AGS 2022 ended on Monday, Aug. 1, concluding four weeks of learning and development for approximately 370 rising high school seniors from every region of Arkansas.
“It’s been the most fast-paced, incredible month of classes,” said Fu, who is from Fayetteville. “I’ve learned so much about different areas and topics I’ve never been exposed to, and I’ve loved the speakers that aren’t necessarily tied to your area curriculum. It’s wonderful being exposed to all these ideas and people. There are people from all walks of life and all across the state…different socioeconomic backgrounds and people from rural and urban areas. I’ve loved having discussions with these people, hearing their perspectives and having fun with them at events and socials.”
AGS is made possible by a grant from the Arkansas Department of Education. Students’ daily class schedules at AGS are based, in part, upon their demonstrated aptitude in one of nine areas of specialization: visual arts, choral music, instrumental music, drama, English/language arts, mathematics, natural science, social science or development engineering.
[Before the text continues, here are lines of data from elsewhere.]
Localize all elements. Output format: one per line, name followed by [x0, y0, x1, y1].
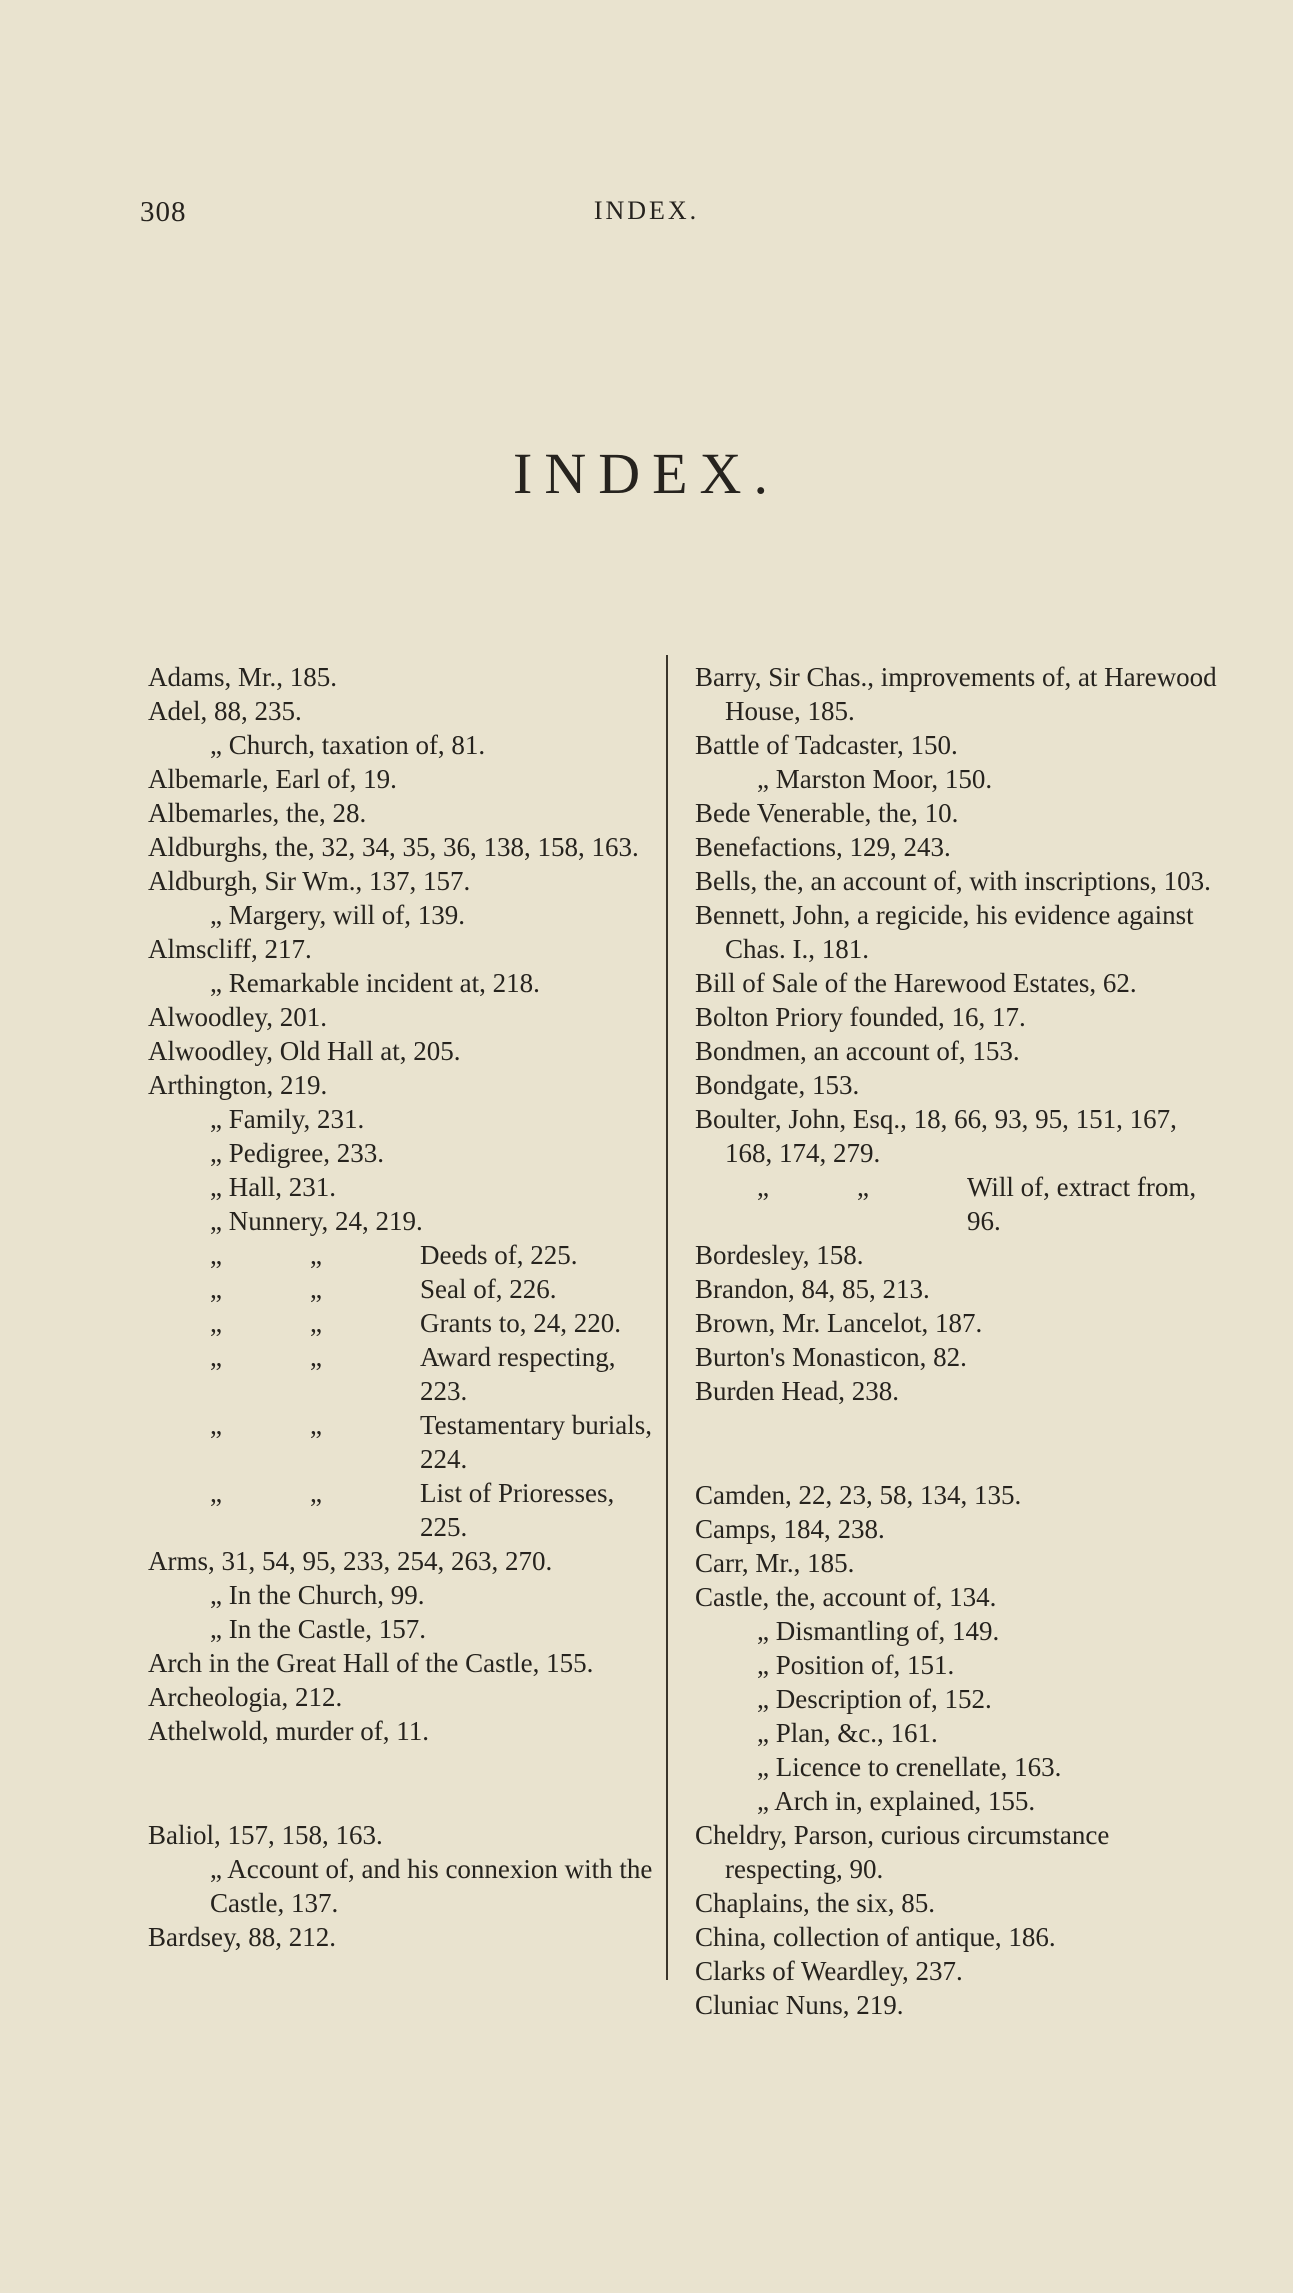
index-subentry-text: Grants to, 24, 220.: [420, 1308, 621, 1338]
index-entry: Burden Head, 238.: [695, 1376, 899, 1406]
index-entry: Bondgate, 153.: [695, 1070, 860, 1100]
index-subentry: „ In the Castle, 157.: [210, 1614, 426, 1644]
index-entry: Aldburghs, the, 32, 34, 35, 36, 138, 158, 163.: [148, 832, 639, 862]
index-subentry: [148, 1408, 658, 1476]
ditto-mark: „: [210, 1410, 222, 1440]
ditto-mark: „: [857, 1172, 869, 1202]
index-subentry-text: Seal of, 226.: [420, 1274, 557, 1304]
ditto-mark: „: [210, 1274, 222, 1304]
index-subentry: „ Pedigree, 233.: [210, 1138, 384, 1168]
index-entry: Almscliff, 217.: [148, 934, 312, 964]
ditto-mark: „: [210, 1240, 222, 1270]
section-gap: [148, 1748, 658, 1818]
index-subentry: „ In the Church, 99.: [210, 1580, 425, 1610]
index-column-left: [148, 660, 658, 1954]
index-subentry: „ Remarkable incident at, 218.: [210, 968, 540, 998]
index-entry: Burton's Monasticon, 82.: [695, 1342, 967, 1372]
index-entry: Battle of Tadcaster, 150.: [695, 730, 958, 760]
index-entry: Clarks of Weardley, 237.: [695, 1956, 963, 1986]
index-entry: China, collection of antique, 186.: [695, 1922, 1056, 1952]
index-subentry-text: Testamentary burials, 224.: [420, 1410, 653, 1474]
index-entry: Cluniac Nuns, 219.: [695, 1990, 904, 2020]
index-subentry: „ Description of, 152.: [757, 1684, 992, 1714]
index-entry: Benefactions, 129, 243.: [695, 832, 951, 862]
index-subentry: „ Hall, 231.: [210, 1172, 336, 1202]
ditto-mark: „: [310, 1274, 322, 1304]
index-entry: Brown, Mr. Lancelot, 187.: [695, 1308, 983, 1338]
index-entry: Bondmen, an account of, 153.: [695, 1036, 1020, 1066]
index-subentry: [148, 1238, 658, 1272]
index-entry: Bill of Sale of the Harewood Estates, 62.: [695, 968, 1137, 998]
index-entry: Albemarles, the, 28.: [148, 798, 367, 828]
index-entry: Arms, 31, 54, 95, 233, 254, 263, 270.: [148, 1546, 553, 1576]
section-gap: [695, 1408, 1225, 1478]
index-subentry: „ Plan, &c., 161.: [757, 1718, 938, 1748]
index-subentry: „ Nunnery, 24, 219.: [210, 1206, 423, 1236]
index-entry: Bardsey, 88, 212.: [148, 1922, 336, 1952]
index-entry: Cheldry, Parson, curious circumstance respecting, 90.: [695, 1820, 1110, 1884]
index-entry: Bolton Priory founded, 16, 17.: [695, 1002, 1026, 1032]
ditto-mark: „: [310, 1410, 322, 1440]
index-entry: Aldburgh, Sir Wm., 137, 157.: [148, 866, 471, 896]
page-number: 308: [140, 196, 187, 228]
index-subentry: „ Licence to crenellate, 163.: [757, 1752, 1062, 1782]
running-title: INDEX.: [593, 196, 700, 225]
index-entry: Boulter, John, Esq., 18, 66, 93, 95, 151, 167, 168, 174, 279.: [695, 1104, 1177, 1168]
ditto-mark: „: [310, 1308, 322, 1338]
index-entry: Castle, the, account of, 134.: [695, 1582, 997, 1612]
index-subentry-text: Will of, extract from, 96.: [967, 1172, 1197, 1236]
index-entry: Bennett, John, a regicide, his evidence against Chas. I., 181.: [695, 900, 1194, 964]
index-subentry: „ Church, taxation of, 81.: [210, 730, 486, 760]
index-entry: Carr, Mr., 185.: [695, 1548, 855, 1578]
index-subentry: [148, 1306, 658, 1340]
index-entry: Adams, Mr., 185.: [148, 662, 337, 692]
index-subentry: [148, 1272, 658, 1306]
index-entry: Camps, 184, 238.: [695, 1514, 885, 1544]
ditto-mark: „: [310, 1478, 322, 1508]
index-subentry: [695, 1170, 1225, 1238]
ditto-mark: „: [210, 1308, 222, 1338]
index-entry: Arch in the Great Hall of the Castle, 155.: [148, 1648, 594, 1678]
index-subentry: „ Account of, and his connexion with the Castle, 137.: [210, 1854, 653, 1918]
index-entry: Albemarle, Earl of, 19.: [148, 764, 397, 794]
index-entry: Chaplains, the six, 85.: [695, 1888, 935, 1918]
index-subentry: [148, 1476, 658, 1544]
index-subentry: „ Position of, 151.: [757, 1650, 955, 1680]
ditto-mark: „: [210, 1478, 222, 1508]
index-subentry: „ Dismantling of, 149.: [757, 1616, 1000, 1646]
index-entry: Camden, 22, 23, 58, 134, 135.: [695, 1480, 1022, 1510]
index-entry: Bordesley, 158.: [695, 1240, 864, 1270]
index-subentry: „ Family, 231.: [210, 1104, 365, 1134]
index-entry: Arthington, 219.: [148, 1070, 328, 1100]
index-entry: Brandon, 84, 85, 213.: [695, 1274, 930, 1304]
ditto-mark: „: [210, 1342, 222, 1372]
index-entry: Barry, Sir Chas., improvements of, at Harewood House, 185.: [695, 662, 1217, 726]
index-entry: Archeologia, 212.: [148, 1682, 343, 1712]
index-subentry: [148, 1340, 658, 1408]
index-subentry: „ Marston Moor, 150.: [757, 764, 993, 794]
index-entry: Bede Venerable, the, 10.: [695, 798, 959, 828]
index-entry: Alwoodley, 201.: [148, 1002, 327, 1032]
index-column-right: [695, 660, 1225, 2022]
index-subentry-text: List of Prioresses, 225.: [420, 1478, 615, 1542]
index-title: INDEX.: [513, 441, 780, 506]
column-divider: [666, 655, 668, 1980]
index-entry: Alwoodley, Old Hall at, 205.: [148, 1036, 461, 1066]
index-entry: Bells, the, an account of, with inscriptions, 103.: [695, 866, 1211, 896]
index-entry: Baliol, 157, 158, 163.: [148, 1820, 383, 1850]
index-entry: Athelwold, murder of, 11.: [148, 1716, 429, 1746]
index-subentry: „ Margery, will of, 139.: [210, 900, 465, 930]
index-entry: Adel, 88, 235.: [148, 696, 302, 726]
ditto-mark: „: [310, 1240, 322, 1270]
ditto-mark: „: [310, 1342, 322, 1372]
index-subentry: „ Arch in, explained, 155.: [757, 1786, 1036, 1816]
running-head: [0, 196, 1293, 230]
index-subentry-text: Award respecting, 223.: [420, 1342, 616, 1406]
ditto-mark: „: [757, 1172, 769, 1202]
index-subentry-text: Deeds of, 225.: [420, 1240, 578, 1270]
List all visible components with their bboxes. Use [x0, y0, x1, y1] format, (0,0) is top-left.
Those nine disciplines constitute what is defined as AGS Area I.
He participated in the mathematics curriculum. Her AGS classmate, Isaac Thomas of Hot Springs, focused on social science.
“It’s pretty amazing,” said Thomas when asked to describe AGS. “There are open discussions on topics ranging from race relations to economics to foreign policy to how our state works and compares to other states. The biggest value of (AGS) is the connections you make and the people you meet here. I believe the people who attended this AGS will be future leaders and future pioneers in their fields. The best way to describe it is community. That’s really what it’s all about.”
AGS Area II is a study of the nature of knowledge, while AGS Area III is focused on the personal and social development of students.
Fu said her favorite memories of AGS will include a spontaneous dance party at Baswell Techionery on the first night and learning how to play cricket. Thomas enjoyed the Monte Carlo night.
“When I came here, I was really nervous,” said Thomas, who is interested in a career in public service. “I have my friend group back home, but I was really concerned about the push to meet new people. I am now comfortable with the idea of sharing a dorm room with someone all the way up to interacting with teachers in a class in a more personal way. Since there are no grades, (AGS) is all about your personal experience and cultivating that. The biggest thing that has changed about me is I really don’t want to leave. This program is for everyone. What matters here is your openness and willingness to connect with the world and those around you.”
Arkansas Governor’s School will return to ATU in 2023 and 2024.